In Israel, Palestine and Jordan, "Suppuray Sumsum" and two different versions of "Hiyakat Simsim" muppets teach that Jews and Muslims can be friends together despite their differences. While each of the three shows is geared specifically toward that culture, they coloborate and there are shared segments between all three.

So why is the biggest problem we try to solve on "Sesame Street" obesity? It's definitely a problem among kids today, and it's definitely important to educate them on exercise and eating healthy if their parents don't or can't, but ... well, we've been at war for nearly five years, our economy is stumbling, we're still dealing with racial and gender inequality, among other things.

The way that "Takalani Sesame," "Suppuray Sumsum" and "Hiyakat Simsim" are dealing with major problems should be a good example for us. They are doing it simply. They are not bringing in difficult concepts or ideas that the children who watch them don't see in the real world every day.

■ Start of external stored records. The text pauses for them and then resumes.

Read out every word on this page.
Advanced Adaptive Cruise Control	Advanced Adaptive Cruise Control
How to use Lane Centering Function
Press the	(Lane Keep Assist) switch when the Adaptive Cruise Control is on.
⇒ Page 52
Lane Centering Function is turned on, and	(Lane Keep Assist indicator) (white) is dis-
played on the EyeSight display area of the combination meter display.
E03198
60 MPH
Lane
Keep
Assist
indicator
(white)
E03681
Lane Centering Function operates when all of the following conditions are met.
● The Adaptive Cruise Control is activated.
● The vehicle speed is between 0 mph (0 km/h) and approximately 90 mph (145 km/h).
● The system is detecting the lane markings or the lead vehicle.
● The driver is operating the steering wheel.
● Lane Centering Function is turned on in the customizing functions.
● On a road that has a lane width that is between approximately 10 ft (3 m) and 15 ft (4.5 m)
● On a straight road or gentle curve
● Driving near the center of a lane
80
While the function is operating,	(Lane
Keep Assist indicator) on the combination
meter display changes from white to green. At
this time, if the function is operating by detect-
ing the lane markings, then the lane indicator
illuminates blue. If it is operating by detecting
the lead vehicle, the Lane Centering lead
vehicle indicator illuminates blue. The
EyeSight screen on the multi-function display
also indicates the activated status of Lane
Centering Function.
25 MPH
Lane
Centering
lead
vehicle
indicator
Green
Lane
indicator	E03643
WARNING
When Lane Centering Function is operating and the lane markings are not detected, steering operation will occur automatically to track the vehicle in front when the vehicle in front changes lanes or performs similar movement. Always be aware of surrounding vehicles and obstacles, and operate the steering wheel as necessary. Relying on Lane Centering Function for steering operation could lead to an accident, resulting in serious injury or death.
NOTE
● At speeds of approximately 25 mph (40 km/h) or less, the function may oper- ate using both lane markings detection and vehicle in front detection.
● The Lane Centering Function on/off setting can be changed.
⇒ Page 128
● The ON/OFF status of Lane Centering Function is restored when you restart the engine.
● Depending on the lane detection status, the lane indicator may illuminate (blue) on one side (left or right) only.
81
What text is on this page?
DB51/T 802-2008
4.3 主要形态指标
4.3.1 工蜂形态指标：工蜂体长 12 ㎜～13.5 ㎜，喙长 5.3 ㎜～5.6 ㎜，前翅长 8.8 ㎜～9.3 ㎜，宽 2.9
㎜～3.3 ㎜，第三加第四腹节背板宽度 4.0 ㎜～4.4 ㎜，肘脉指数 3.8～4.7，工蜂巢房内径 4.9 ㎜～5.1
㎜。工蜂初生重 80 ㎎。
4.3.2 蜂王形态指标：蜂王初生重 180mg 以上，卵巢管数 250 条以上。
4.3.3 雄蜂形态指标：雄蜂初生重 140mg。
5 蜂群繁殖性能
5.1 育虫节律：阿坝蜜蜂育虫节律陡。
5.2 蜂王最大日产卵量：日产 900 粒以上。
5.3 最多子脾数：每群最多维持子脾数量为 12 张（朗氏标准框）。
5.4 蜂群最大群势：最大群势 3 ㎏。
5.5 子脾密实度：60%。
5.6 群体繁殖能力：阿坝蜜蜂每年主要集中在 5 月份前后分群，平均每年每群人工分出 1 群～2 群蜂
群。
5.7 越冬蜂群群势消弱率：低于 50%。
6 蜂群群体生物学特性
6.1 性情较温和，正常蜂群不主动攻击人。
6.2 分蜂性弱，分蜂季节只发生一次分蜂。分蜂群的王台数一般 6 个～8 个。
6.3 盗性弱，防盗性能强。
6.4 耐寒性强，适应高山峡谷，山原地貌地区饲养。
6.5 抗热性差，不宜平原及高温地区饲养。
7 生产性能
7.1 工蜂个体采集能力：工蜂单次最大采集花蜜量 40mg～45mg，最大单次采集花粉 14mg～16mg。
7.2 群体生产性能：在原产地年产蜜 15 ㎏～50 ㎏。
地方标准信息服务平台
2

We should be doing the same. We should be using "Sesame Street" to teach people to solve problems with their neighbors without calling in the police or resorting to violence (two things that have happened here in the past few months), or how it can be hard to miss your mom or dad while they are in the Army, or how it's possible to have fun without expensive video games and iPods (something that many children may soon have to do without so Mom and Dad can pay the mortgage). "Sesame Street" used to teach about these kinds of things alongside counting and saying "hello" in different languages.

Is "Sesame Street: Old School" unsafe for kids, or are we overprotecting them from realities they are already aware of?